В одиннадцать часов вечер кончался. Старушка шла в спальню, долго молилась перед киотом. Ее раздевали, и она засыпала сном ребенка.
В постели она оставалась долго. Утром диктовала письма своему секретарю Анне Николаевне и обыкновенно в них кое-что приписывала под титлами своей рукою. Потом она принимала доклады, сводила аккуратно счеты, выдавала из разных пакетов деньги, заказывала обед и, по приведении всего в порядок, одевалась, молилась и выходила в гостиную и в сад любоваться своими розами.
И день шел, как вчера и как должен был идти завтра. Являлись и труфиньон, и грибы, и визиты, и гости, и угощение, и брелак. В этой несколько затхлой старческой атмосфере все дышало чем-то сердечно-невозмутимым, убежденно спокойным. Жизнь казалась доживающим отрывком прошедших времен, прошедших нравов, испарявшейся идиллией быта патриархального, исчезавшего навсегда. Архарова ни в ком не заискивала, никого не ослепляла, жила, так сказать, в стороне от общественной жизни, а между тем пользовалась общим уважением, общим сочувствием. И старый, и малый, и богатый, и бедный, и сильный, и темный являлись к ней, и дом ее никогда не оставался без посетителей.
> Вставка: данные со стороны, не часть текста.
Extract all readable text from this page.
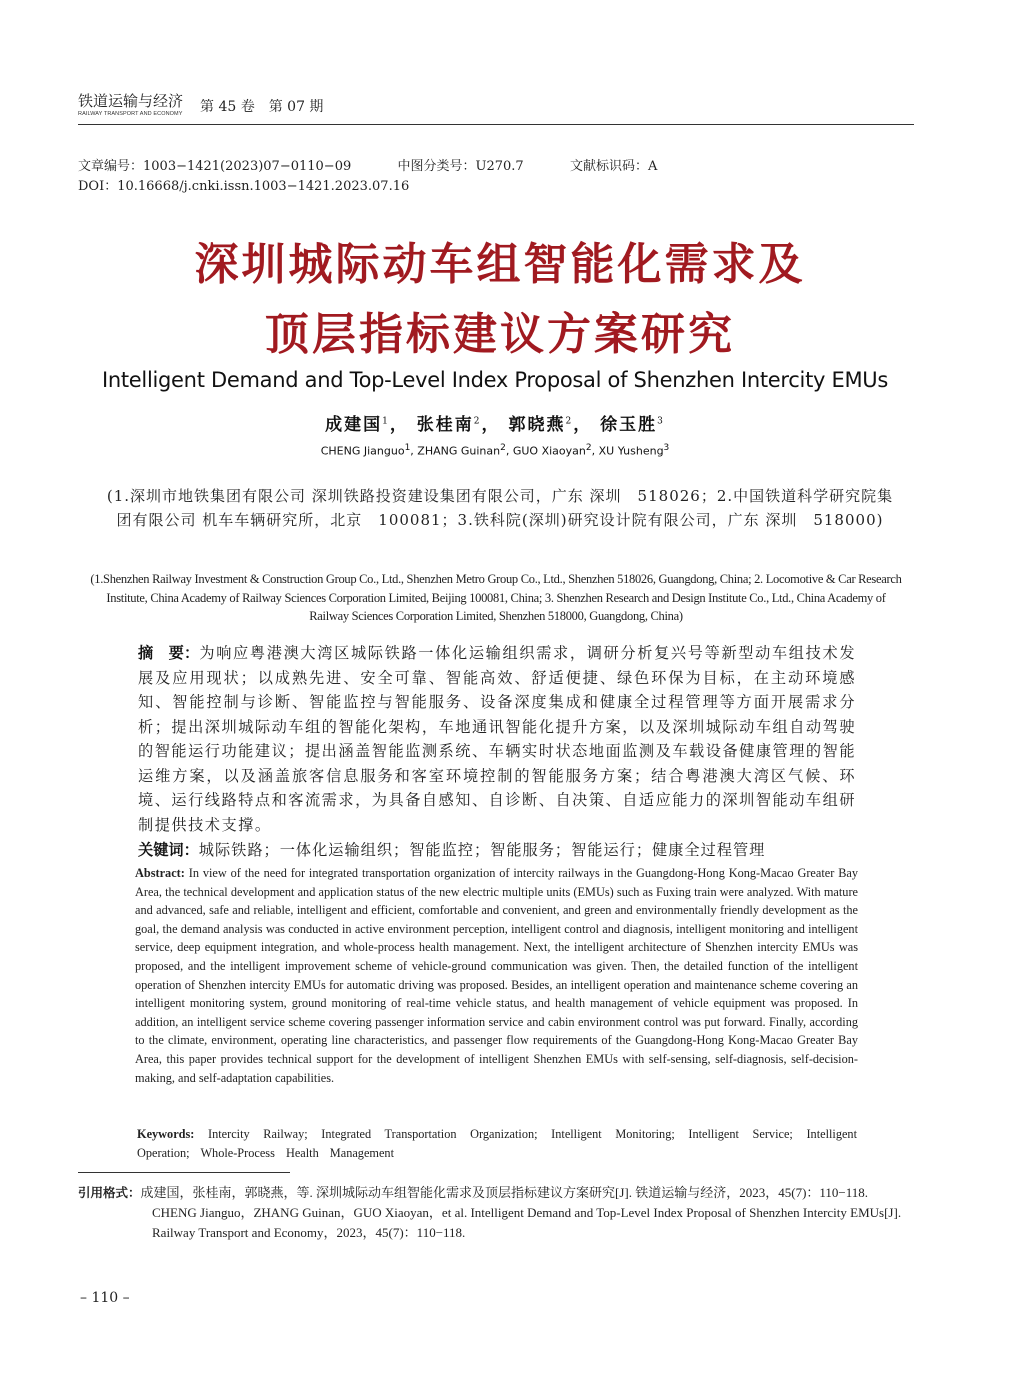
铁道运输与经济
RAILWAY TRANSPORT AND ECONOMY 第 45 卷　第 07 期
文章编号：1003−1421(2023)07−0110−09	中图分类号：U270.7	文献标识码：A
DOI：10.16668/j.cnki.issn.1003−1421.2023.07.16
深圳城际动车组智能化需求及
顶层指标建议方案研究
Intelligent Demand and Top-Level Index Proposal of Shenzhen Intercity EMUs
成建国$^1$， 张桂南$^2$， 郭晓燕$^2$， 徐玉胜$^3$
CHENG Jianguo$^1$, ZHANG Guinan$^2$, GUO Xiaoyan$^2$, XU Yusheng$^3$
(1.深圳市地铁集团有限公司 深圳铁路投资建设集团有限公司，广东 深圳　518026；2.中国铁道科学研究院集团有限公司 机车车辆研究所，北京　100081；3.铁科院(深圳)研究设计院有限公司，广东 深圳　518000)
(1.Shenzhen Railway Investment & Construction Group Co., Ltd., Shenzhen Metro Group Co., Ltd., Shenzhen 518026, Guangdong, China; 2. Locomotive & Car Research Institute, China Academy of Railway Sciences Corporation Limited, Beijing 100081, China; 3. Shenzhen Research and Design Institute Co., Ltd., China Academy of Railway Sciences Corporation Limited, Shenzhen 518000, Guangdong, China)
摘　要：为响应粤港澳大湾区城际铁路一体化运输组织需求，调研分析复兴号等新型动车组技术发展及应用现状；以成熟先进、安全可靠、智能高效、舒适便捷、绿色环保为目标，在主动环境感知、智能控制与诊断、智能监控与智能服务、设备深度集成和健康全过程管理等方面开展需求分析；提出深圳城际动车组的智能化架构，车地通讯智能化提升方案，以及深圳城际动车组自动驾驶的智能运行功能建议；提出涵盖智能监测系统、车辆实时状态地面监测及车载设备健康管理的智能运维方案，以及涵盖旅客信息服务和客室环境控制的智能服务方案；结合粤港澳大湾区气候、环境、运行线路特点和客流需求，为具备自感知、自诊断、自决策、自适应能力的深圳智能动车组研制提供技术支撑。
关键词：城际铁路；一体化运输组织；智能监控；智能服务；智能运行；健康全过程管理
Abstract: In view of the need for integrated transportation organization of intercity railways in the Guangdong-Hong Kong-Macao Greater Bay Area, the technical development and application status of the new electric multiple units (EMUs) such as Fuxing train were analyzed. With mature and advanced, safe and reliable, intelligent and efficient, comfortable and convenient, and green and environmentally friendly development as the goal, the demand analysis was conducted in active environment perception, intelligent control and diagnosis, intelligent monitoring and intelligent service, deep equipment integration, and whole-process health management. Next, the intelligent architecture of Shenzhen intercity EMUs was proposed, and the intelligent improvement scheme of vehicle-ground communication was given. Then, the detailed function of the intelligent operation of Shenzhen intercity EMUs for automatic driving was proposed. Besides, an intelligent operation and maintenance scheme covering an intelligent monitoring system, ground monitoring of real-time vehicle status, and health management of vehicle equipment was proposed. In addition, an intelligent service scheme covering passenger information service and cabin environment control was put forward. Finally, according to the climate, environment, operating line characteristics, and passenger flow requirements of the Guangdong-Hong Kong-Macao Greater Bay Area, this paper provides technical support for the development of intelligent Shenzhen EMUs with self-sensing, self-diagnosis, self-decision-making, and self-adaptation capabilities.
Keywords: Intercity Railway; Integrated Transportation Organization; Intelligent Monitoring; Intelligent Service; Intelligent Operation; Whole-Process Health Management
引用格式：成建国，张桂南，郭晓燕，等. 深圳城际动车组智能化需求及顶层指标建议方案研究[J]. 铁道运输与经济，2023，45(7)：110−118.
CHENG Jianguo，ZHANG Guinan，GUO Xiaoyan，et al. Intelligent Demand and Top-Level Index Proposal of Shenzhen Intercity EMUs[J]. Railway Transport and Economy，2023，45(7)：110−118.
– 110 –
Особенно выдавались два дня в году: зимой в Петербурге, 24 ноября, в Екатеринин день, а летом в Павловске, 12 июля, в день рождения старушки… Тут, по недостатку помещения в комнатах, гости собирались в саду и толпились по дорожкам, обсаженным розами разных цветов и оттенков. Вдруг в саду происходило смятение. К бабушке летел стрелой Дмитрий Степанович. Старушка, как будто пораженная событием, повторявшимся, впрочем, каждый год, поспешно подзывала к себе все свое семейство и направлялась целою группою к дверям сада, в то время как снаружи приближалась к ней другая группа. Впереди шествовала императрица Мария Федоровна, несколько дородная, но высокая, прямая, величественная, в шляпе с перьями, оттенявшими ее круглое и, несмотря на годы, свежее, румяное и красивое лицо. Царственная поступью, приветливая улыбкою, она, как мне казалось, сияла, хотя я не знал, что Россия была ей обязана колоссальными учреждениями воспитательных домов, ломбардов и женских институтов. Она держала за руку красивого мальчика в гусарской курточке, старшего сына великого князя Николая Павловича, поздравляла бабушку и ласково разговаривала с присутствующими. Бабушка была тронута до слез, благодарила за милость почтительно, даже благоговейно, но никогда не доходила до низкопоклонства и до забвения самодостоинства. Говорила она прямо, открыто, откровенно. Честь была для нее, конечно, великая, но совесть в ней была чистая, и бояться ей было нечего. Посещение продолжалось, разумеется, недолго. Императрице подносили букет наскоро сорванных лучших роз, и она удалялась, сопровождаемая собравшеюся толпою. На другой день бабушка ездила во дворец благодарить снова, но долго затем рассказывала поочередно всем своим гостям о чрезвычайном отличии, коего она удостоилась. “Этим я обязана, – заключала она, – памяти моего покойного Ивана Петровича”» [17] .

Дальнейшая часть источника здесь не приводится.